From ‘Rocket Boys’ to Karman

This summer, Karman Space Programme (KSP) is planning to launch its VEGA rocket, which they have been designing and building since late 2024. The team aims to reach an altitude of 20 km, above the current record for a liquid bipropellant rocket. This would be KSP’s first launch since December 2023, when the previous team’s solid propellant rocket reached 9 km.  

The current team’s thirteen members are split into three main sub-teams: airframe, in charge of the rocket’s structure; avionics, which deals with the electronics; and propulsion, responsible for the engine and propellants. KSP is not a society registered with Imperial College Union, as they say that would restrict their possibilities. Instead, they operate “more like a startup” that undertakes long-term projects rather than annual competitions typical of university rocketry teams, and their members get “hired and fired” depending on performance and commitment.

A member of the team notes that KSP is “very much a full-time commitment” that students must balance with their studies.  She proudly tells me that the entire system and life cycle of the rocket, from idea to launch pad, is designed and manufactured by students. A team member suggests that KSP is “a slice of San Francisco in SW7.” Fittingly, KSP’s newly formed AI Lab focuses on “multi-fidelity” physics AI models, which are trained on data of variable accuracy for optimised performance to help streamline the design process and optimise flight hardware. 

The rocket 

VEGA is a liquid bipropellant rocket. This means that both the oxidiser and the fuel that enter the engine are liquids, producing more thrust while being lighter than solid propellants. In fact, the engine is cryogenic, meaning the propellants are gases which are liquified and stored at very low temperatures, making it even more efficient. VEGA’s engine produces 7.2 kN of thrust, making it the most powerful amateur engine of its class in the UK.  

In addition to its engine, KSP is also building reusable architecture: “every part” of the eight-meter-tall rocket is recovered and able to be launched again in a short timeframe. This complicates manufacturing as components must remain reusable after launch. 
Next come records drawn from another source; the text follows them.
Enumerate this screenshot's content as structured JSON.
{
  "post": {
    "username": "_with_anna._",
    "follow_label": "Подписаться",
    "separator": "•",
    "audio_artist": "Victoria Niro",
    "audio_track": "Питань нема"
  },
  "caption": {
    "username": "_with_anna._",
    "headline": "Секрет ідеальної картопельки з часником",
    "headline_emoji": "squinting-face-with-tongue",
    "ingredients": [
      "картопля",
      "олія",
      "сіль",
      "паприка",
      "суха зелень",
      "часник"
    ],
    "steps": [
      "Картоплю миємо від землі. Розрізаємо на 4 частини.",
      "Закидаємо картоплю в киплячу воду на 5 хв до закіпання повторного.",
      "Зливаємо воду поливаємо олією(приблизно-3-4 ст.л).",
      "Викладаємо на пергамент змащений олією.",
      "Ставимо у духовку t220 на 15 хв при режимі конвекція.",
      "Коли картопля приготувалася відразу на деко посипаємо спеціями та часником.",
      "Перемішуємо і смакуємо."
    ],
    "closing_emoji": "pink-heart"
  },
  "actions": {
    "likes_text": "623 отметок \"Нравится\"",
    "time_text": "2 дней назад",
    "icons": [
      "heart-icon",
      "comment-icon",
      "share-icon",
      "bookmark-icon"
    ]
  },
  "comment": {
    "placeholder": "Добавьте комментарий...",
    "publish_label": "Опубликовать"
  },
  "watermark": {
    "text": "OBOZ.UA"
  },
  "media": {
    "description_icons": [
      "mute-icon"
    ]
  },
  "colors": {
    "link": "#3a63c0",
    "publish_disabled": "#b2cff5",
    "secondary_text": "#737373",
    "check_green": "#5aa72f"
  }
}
The team hopes that VEGA will reach an altitude of 20 km over the summer, breaking the altitude record for a liquid bipropellant rocket which currently stands at 17.2 km and is held by Georgia Tech.  

Challenges 

As the adage suggests, rocket science is “extremely difficult.” There are technical and practical difficulties regarding systems integration, where the sub-teams responsible for different parts of the rocket must ensure it works together. Moreover, building in South Kensington is hard: due to the lack of space, KSP is unable to have their rocket fully assembled for long periods of time, and the constant disassembly and reassembly has proven a significant hurdle. As a result, the team is considering getting their own workshop. 

Another distraction is funding. As KSP does not receive financial support from the university, they are limited to sponsorship, meaning students must commit some time to raising money, effort that could have been spent on designing or manufacturing the rocket. However, one team member says “the team is very lucky to have developed strong relationships with sponsors who believe in and support KSP’s mission.” 

Finally, obtaining permission to launch a rocket from the UK’s Civil Aviation Authority is very slow and expensive. Instead, KSP has opted to launch VEGA in Nevada. 

Looking ahead 

While the team prepares to launch VEGA this summer, its long-term goal is to reach the Kármán line, the widely recognised definition of the edge of space, 100 km above mean sea level. KSP is recruiting more students and hopes to expand to other universities such as Oxford and Cambridge.